The year 1968 had been a tumultuous one. Two proponents of peace—Martin Luther King Jr. and Robert F. Kennedy—had been assassinated and there was heightened social unrest over the Vietnam War.
Athletes Tommie Smith and John Carlos, who had won gold and bronze medals, respectively, in the 200-meter running event stepped up onto the podium wearing black socks and no shoes. Each raised a black-gloved fist during the playing of the “Star-Spangled Banner.” An outrage followed, resulting in them being kicked out of the Olympics and suspended from the U.S. team. There were no endorsements or commercial opportunities; their families even faced death threats.
“Our plight wasn’t for Black rights. Our plight was for human rights,” Carlos told the group of students via Zoom from his Atlanta home. “It just happened that Black rights fit right into the groove of what was happening, relative to humanity.”
Nonetheless, the pair was ostracized, as was White Australian silver medalist Peter Norman, who stood alongside them on the podium. Norman had heard Carlos and Smith discussing what they were going to do in the staging area prior to the ceremony. Carlos wore beads to illustrate lynchings. Both removed their shoes to represent poverty. Carlos asked Norman if he believed in human rights. When he responded yes and that his parents had been Salvation Army workers his whole life, Carlos pinned a human rights button on Norman’s jacket, just as he and Smith were wearing, and the three took to the field.

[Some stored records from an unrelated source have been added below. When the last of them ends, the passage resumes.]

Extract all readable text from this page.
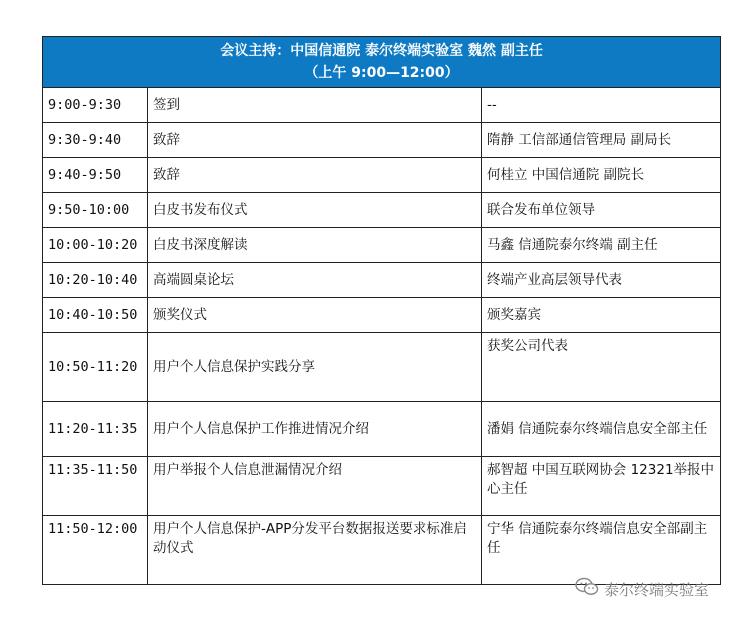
会议主持：中国信通院 泰尔终端实验室 魏然 副主任
（上午 9:00—12:00）		

9:00-9:30	签到	--
9:30-9:40	致辞	隋静 工信部通信管理局 副局长
9:40-9:50	致辞	何桂立 中国信通院 副院长
9:50-10:00	白皮书发布仪式	联合发布单位领导
10:00-10:20	白皮书深度解读	马鑫 信通院泰尔终端 副主任
10:20-10:40	高端圆桌论坛	终端产业高层领导代表
10:40-10:50	颁奖仪式	颁奖嘉宾
10:50-11:20	用户个人信息保护实践分享	获奖公司代表
11:20-11:35	用户个人信息保护工作推进情况介绍	潘娟 信通院泰尔终端信息安全部主任
11:35-11:50	用户举报个人信息泄漏情况介绍	郝智超 中国互联网协会 12321举报中心主任
11:50-12:00	用户个人信息保护-APP分发平台数据报送要求标准启动仪式	宁华 信通院泰尔终端信息安全部副主任
泰尔终端实验室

“Peter supported us until the day he died,” said Carlos. “He was a true man. It wasn’t about color with Peter. It was about right versus wrong.” When Norman passed away in 2006, Carlos and Smith were pallbearers at his funeral.
In the interview with Pitt students, Carlos answered wide-ranging questions.
Should athletes have a choice to advocate for social change or is it their responsibility?
“Anyone who was given a gift from God, an athlete or an entertainer, yes, it’s their responsibility and everyone’s responsibility,” answered Carlos.
Are there similarities between 1968 and today?
Said Carlos: “I see a lot of ‘me’ running through the streets ... I think a lot of people are just fighting for mere respect.”
Senior Sierra Lomax got Carlos to open up about his childhood in Harlem. He told them how dads in the late 1950s and early 60s who couldn’t make ends meet had turned to selling drugs. Impoverished classmates wore the same clothes to school day in and day out. And Carlos and his buddies were looting the freight trains that came through, stealing clothes and frozen foods and handing them out to his neighbors. But people saw something in young Carlos and knew he was poised for greatness.
When his teacher pointed out other countries on the classroom map to him, he said “I ain’t goin’ to those places.” Her answer, he said: “God told me to get you ready for where you’re going.” Carlos ended up landing a track scholarship to East Texas State University.
“It’s interesting how a simple gesture can make an imprint on our history,” said Lomax afterwards, referring to Carlos’ clenched fist salute. “History repeated itself when Colin Kaepernick took a knee, which led him to lose his job in the NFL. Mr. Carlos laid the blueprints, and my generation is more than ready to see those prints carried out.”
Rising junior and film studies major Chase Murphy produced a 3-minute video that was played for Carlos during the interview session. It’s a mixture of historic and newer civil rights images set to the Beatles' “All You Need is Love.” Carlos was moved and complimented the young film producer.
“It was one of the coolest moments of my life,” said Murphy. Overall, he said, the Carlos discussion will resonate with him for a long time.
“John Carlos truly cares for society as a whole and believes all humans are equal,” he said. “And humanity is worth fighting for.”